Thermodynamic and probabilistic

Evidence
Extropic reports X0 silicon and the XTR-0 prototype platform. Normal Computing reports a 2025 CN101 tape-out. THRML provides a conventional reference environment.
Embodiments
Stochastic CMOS, with magnetic and other noisy devices also under investigation.
Boundary
Narrow sampling semantics, calibration, scaling, and limited independent measurement.
Next test
Reproducible application-level advantage on externally selected distributions and workloads.

Reversible and adiabatic

Evidence
Vaire reports an energy-recovery proof of concept; no externally accessible system has been disclosed.
Embodiments
CMOS adiabatic logic, with superconducting implementations also proposed.
Boundary
Clock and interconnect losses, area, latency, errors, and incomplete system-level energy accounting.
Next test
Net energy recovery at system scale after control, memory, communication, and error handling.

Quantum computing

Evidence
Circuit, measurement, and annealing models have physical systems and mature software stacks; IBM reports a decade of cloud-accessible quantum processors.
Embodiments
Superconducting circuits, trapped ions, neutral atoms, photons, and annealing systems.
Boundary
Error correction, control overhead, data loading, and useful advantage.
Next test
A reproducible application advantage including error correction and classical orchestration costs.

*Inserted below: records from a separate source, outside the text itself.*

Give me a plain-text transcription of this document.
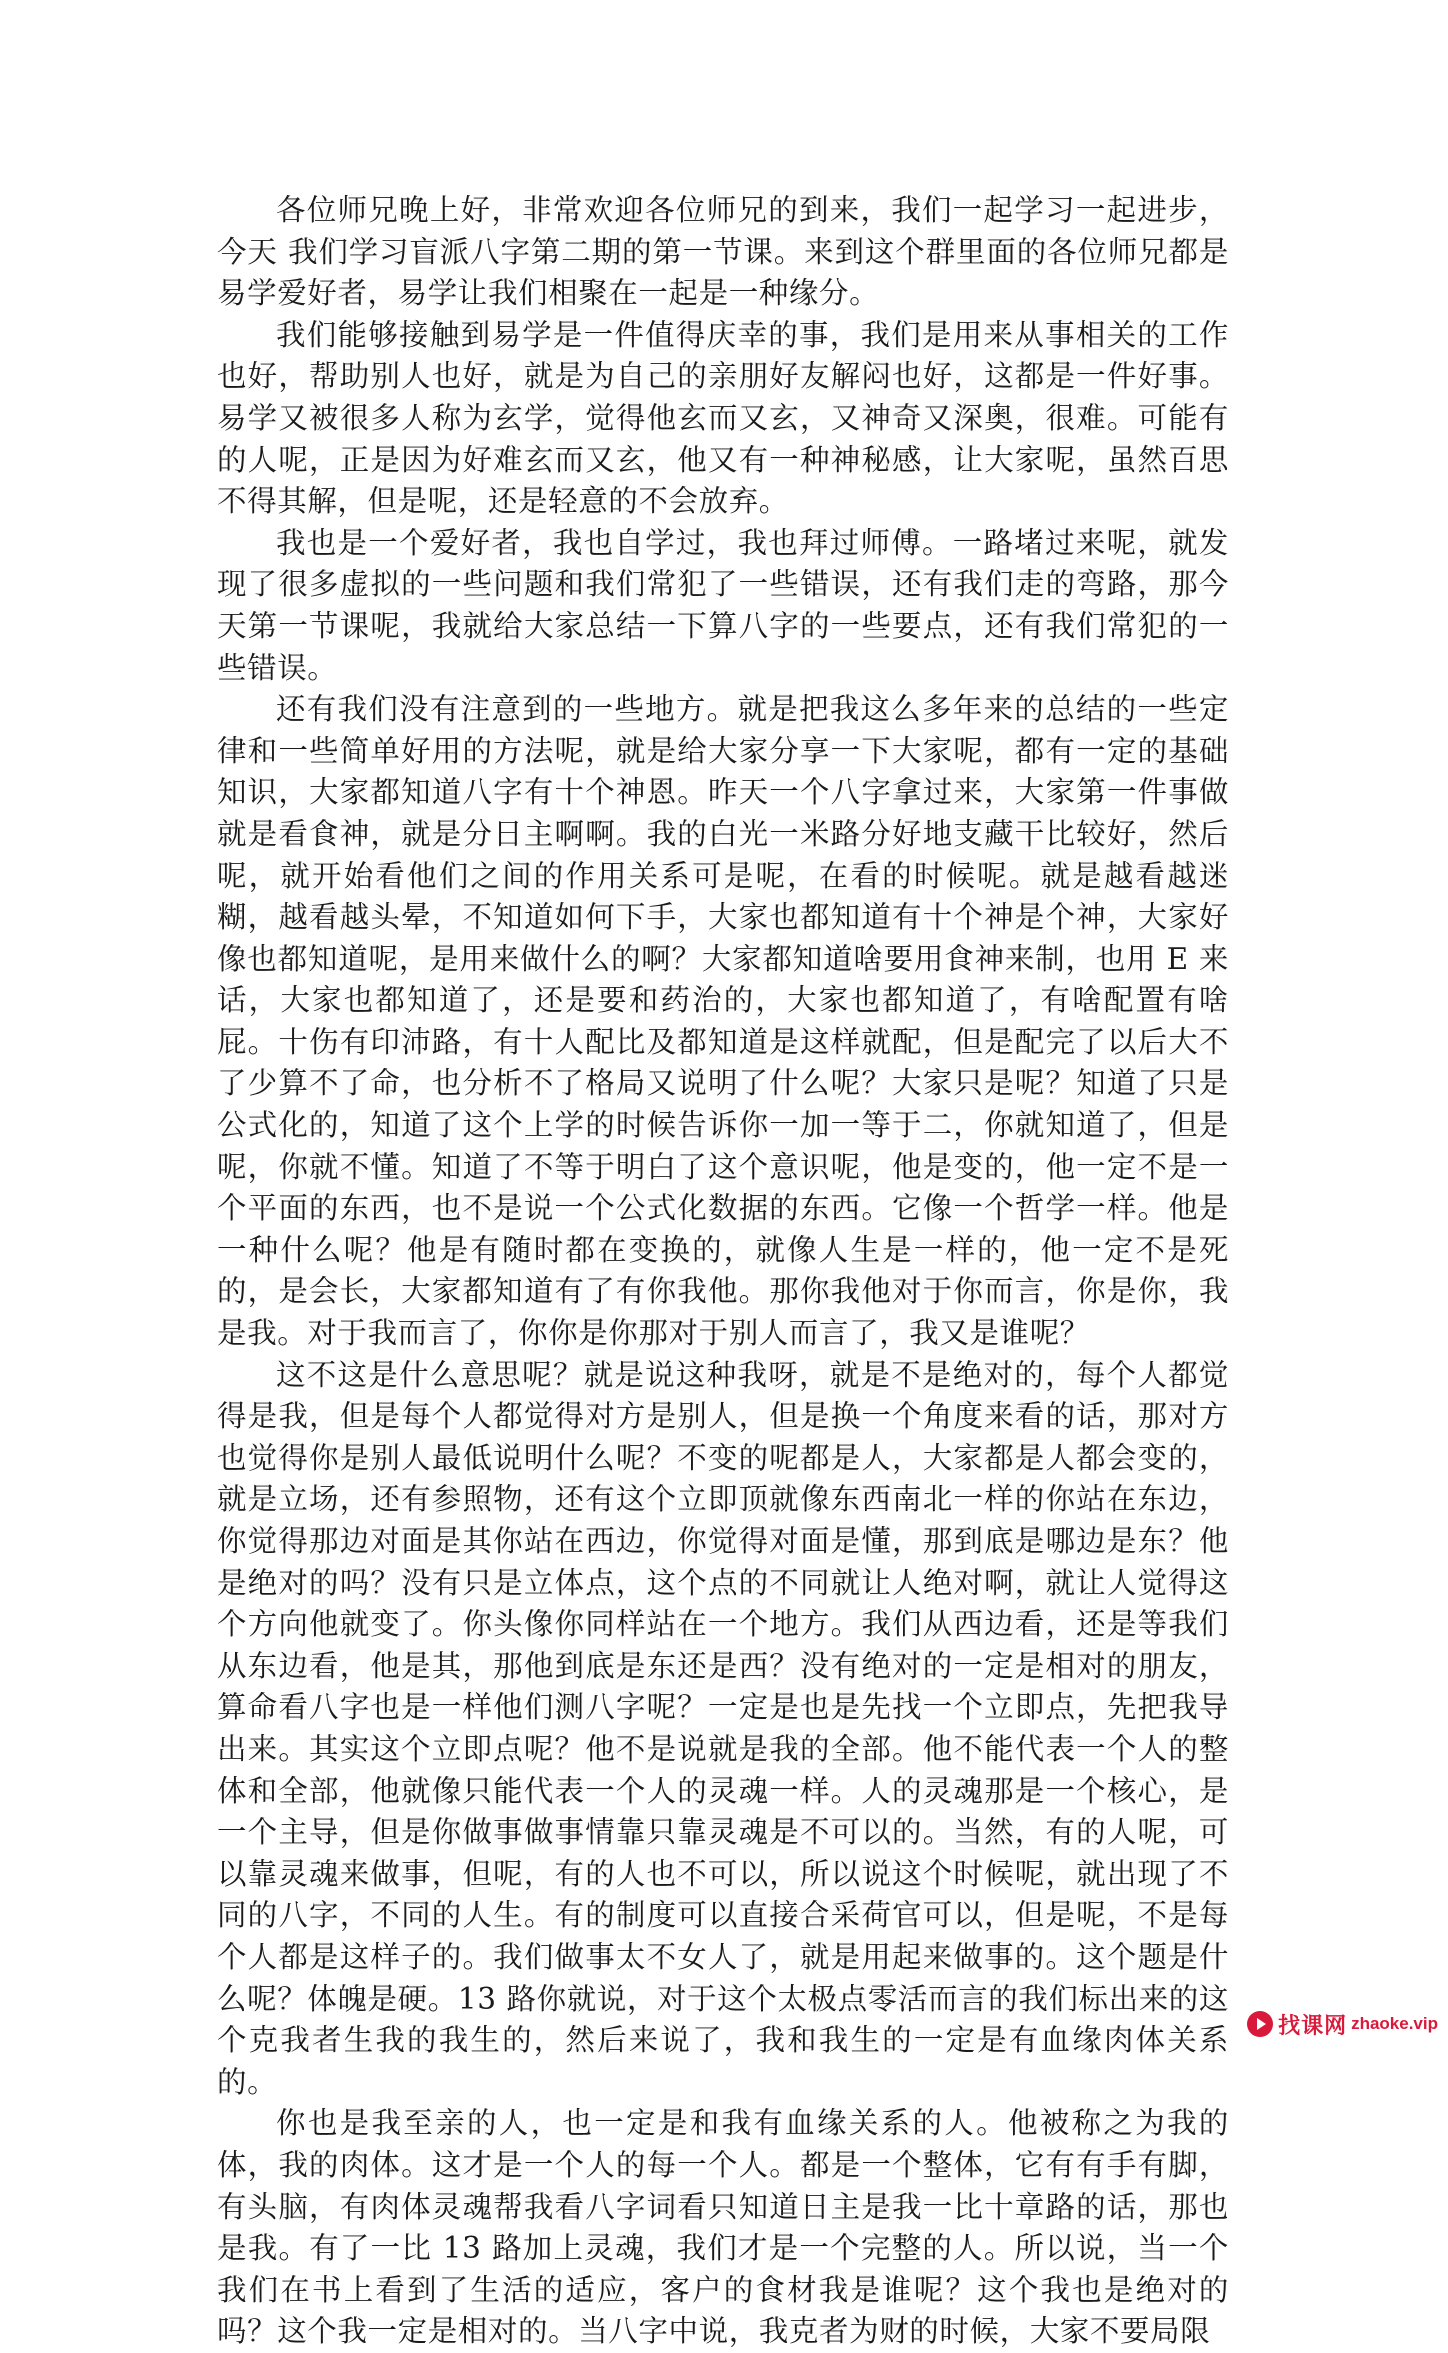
各位师兄晚上好，非常欢迎各位师兄的到来，我们一起学习一起进步，今天 我们学习盲派八字第二期的第一节课。来到这个群里面的各位师兄都是易学爱好者，易学让我们相聚在一起是一种缘分。

我们能够接触到易学是一件值得庆幸的事，我们是用来从事相关的工作也好，帮助别人也好，就是为自己的亲朋好友解闷也好，这都是一件好事。易学又被很多人称为玄学，觉得他玄而又玄，又神奇又深奥，很难。可能有的人呢，正是因为好难玄而又玄，他又有一种神秘感，让大家呢，虽然百思不得其解，但是呢，还是轻意的不会放弃。

我也是一个爱好者，我也自学过，我也拜过师傅。一路堵过来呢，就发现了很多虚拟的一些问题和我们常犯了一些错误，还有我们走的弯路，那今天第一节课呢，我就给大家总结一下算八字的一些要点，还有我们常犯的一些错误。

还有我们没有注意到的一些地方。就是把我这么多年来的总结的一些定律和一些简单好用的方法呢，就是给大家分享一下大家呢，都有一定的基础知识，大家都知道八字有十个神恩。昨天一个八字拿过来，大家第一件事做就是看食神，就是分日主啊啊。我的白光一米路分好地支藏干比较好，然后呢，就开始看他们之间的作用关系可是呢，在看的时候呢。就是越看越迷糊，越看越头晕，不知道如何下手，大家也都知道有十个神是个神，大家好像也都知道呢，是用来做什么的啊？大家都知道啥要用食神来制，也用 E 来话，大家也都知道了，还是要和药治的，大家也都知道了，有啥配置有啥屁。十伤有印沛路，有十人配比及都知道是这样就配，但是配完了以后大不了少算不了命，也分析不了格局又说明了什么呢？大家只是呢？知道了只是公式化的，知道了这个上学的时候告诉你一加一等于二，你就知道了，但是呢，你就不懂。知道了不等于明白了这个意识呢，他是变的，他一定不是一个平面的东西，也不是说一个公式化数据的东西。它像一个哲学一样。他是一种什么呢？他是有随时都在变换的，就像人生是一样的，他一定不是死的，是会长，大家都知道有了有你我他。那你我他对于你而言，你是你，我是我。对于我而言了，你你是你那对于别人而言了，我又是谁呢？

这不这是什么意思呢？就是说这种我呀，就是不是绝对的，每个人都觉得是我，但是每个人都觉得对方是别人，但是换一个角度来看的话，那对方也觉得你是别人最低说明什么呢？不变的呢都是人，大家都是人都会变的，就是立场，还有参照物，还有这个立即顶就像东西南北一样的你站在东边，你觉得那边对面是其你站在西边，你觉得对面是懂，那到底是哪边是东？他是绝对的吗？没有只是立体点，这个点的不同就让人绝对啊，就让人觉得这个方向他就变了。你头像你同样站在一个地方。我们从西边看，还是等我们从东边看，他是其，那他到底是东还是西？没有绝对的一定是相对的朋友，算命看八字也是一样他们测八字呢？一定是也是先找一个立即点，先把我导出来。其实这个立即点呢？他不是说就是我的全部。他不能代表一个人的整体和全部，他就像只能代表一个人的灵魂一样。人的灵魂那是一个核心，是一个主导，但是你做事做事情靠只靠灵魂是不可以的。当然，有的人呢，可以靠灵魂来做事，但呢，有的人也不可以，所以说这个时候呢，就出现了不同的八字，不同的人生。有的制度可以直接合采荷官可以，但是呢，不是每个人都是这样子的。我们做事太不女人了，就是用起来做事的。这个题是什么呢？体魄是硬。13 路你就说，对于这个太极点零活而言的我们标出来的这个克我者生我的我生的，然后来说了，我和我生的一定是有血缘肉体关系的。

你也是我至亲的人，也一定是和我有血缘关系的人。他被称之为我的体，我的肉体。这才是一个人的每一个人。都是一个整体，它有有手有脚，有头脑，有肉体灵魂帮我看八字词看只知道日主是我一比十章路的话，那也是我。有了一比 13 路加上灵魂，我们才是一个完整的人。所以说，当一个我们在书上看到了生活的适应，客户的食材我是谁呢？这个我也是绝对的吗？这个我一定是相对的。当八字中说，我克者为财的时候，大家不要局限

找课网 zhaoke.vip
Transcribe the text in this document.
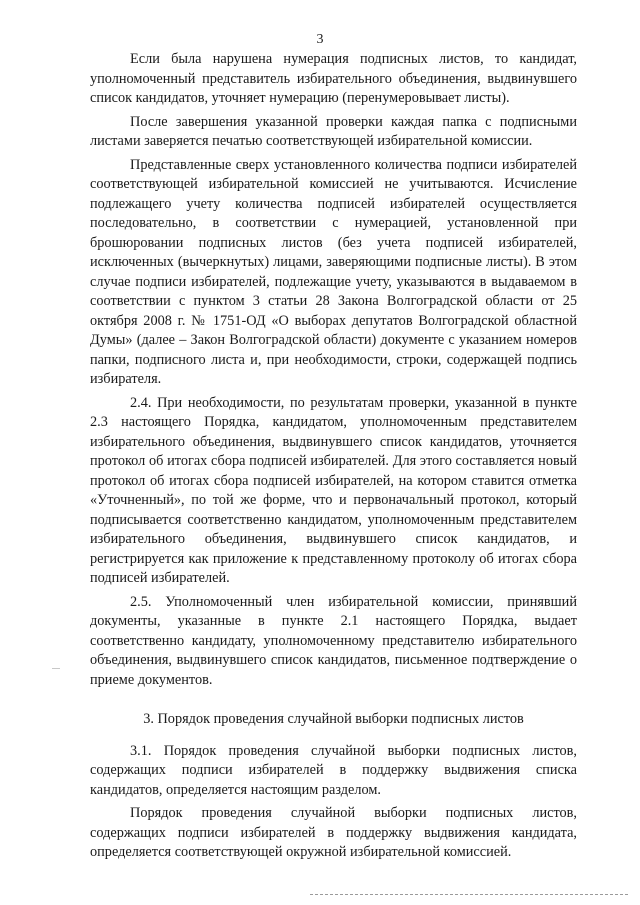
3

Если была нарушена нумерация подписных листов, то кандидат, уполномоченный представитель избирательного объединения, выдвинувшего список кандидатов, уточняет нумерацию (перенумеровывает листы).

После завершения указанной проверки каждая папка с подписными листами заверяется печатью соответствующей избирательной комиссии.

Представленные сверх установленного количества подписи избирателей соответствующей избирательной комиссией не учитываются. Исчисление подлежащего учету количества подписей избирателей осуществляется последовательно, в соответствии с нумерацией, установленной при брошюровании подписных листов (без учета подписей избирателей, исключенных (вычеркнутых) лицами, заверяющими подписные листы). В этом случае подписи избирателей, подлежащие учету, указываются в выдаваемом в соответствии с пунктом 3 статьи 28 Закона Волгоградской области от 25 октября 2008 г. № 1751-ОД «О выборах депутатов Волгоградской областной Думы» (далее – Закон Волгоградской области) документе с указанием номеров папки, подписного листа и, при необходимости, строки, содержащей подпись избирателя.

2.4. При необходимости, по результатам проверки, указанной в пункте 2.3 настоящего Порядка, кандидатом, уполномоченным представителем избирательного объединения, выдвинувшего список кандидатов, уточняется протокол об итогах сбора подписей избирателей. Для этого составляется новый протокол об итогах сбора подписей избирателей, на котором ставится отметка «Уточненный», по той же форме, что и первоначальный протокол, который подписывается соответственно кандидатом, уполномоченным представителем избирательного объединения, выдвинувшего список кандидатов, и регистрируется как приложение к представленному протоколу об итогах сбора подписей избирателей.

2.5. Уполномоченный член избирательной комиссии, принявший документы, указанные в пункте 2.1 настоящего Порядка, выдает соответственно кандидату, уполномоченному представителю избирательного объединения, выдвинувшего список кандидатов, письменное подтверждение о приеме документов.

3. Порядок проведения случайной выборки подписных листов

3.1. Порядок проведения случайной выборки подписных листов, содержащих подписи избирателей в поддержку выдвижения списка кандидатов, определяется настоящим разделом.

Порядок проведения случайной выборки подписных листов, содержащих подписи избирателей в поддержку выдвижения кандидата, определяется соответствующей окружной избирательной комиссией.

Molecular and chemical computing

Evidence
Chemical-reaction and strand-displacement calculi have physical realizations, including enzyme-powered DNA computing networks.
Embodiments
DNA, enzymes, molecular reactions, and surface-confined systems.
Boundary
Latency, reset, error, cascading depth, automation, and electronic readout.
Next test
A reusable molecular system executing several nontrivial programs without manual laboratory reconstruction.

Reading the result

A physical demonstration establishes that a primitive can exist. It does not establish programmability, scaling, economy, or superiority. Absence of a custom device does not refute a model; it identifies the next criticism the model has not survived.

The comparison is not about exoticness. The relevant question is whether an advantage survives representation, execution, communication, control, and readout.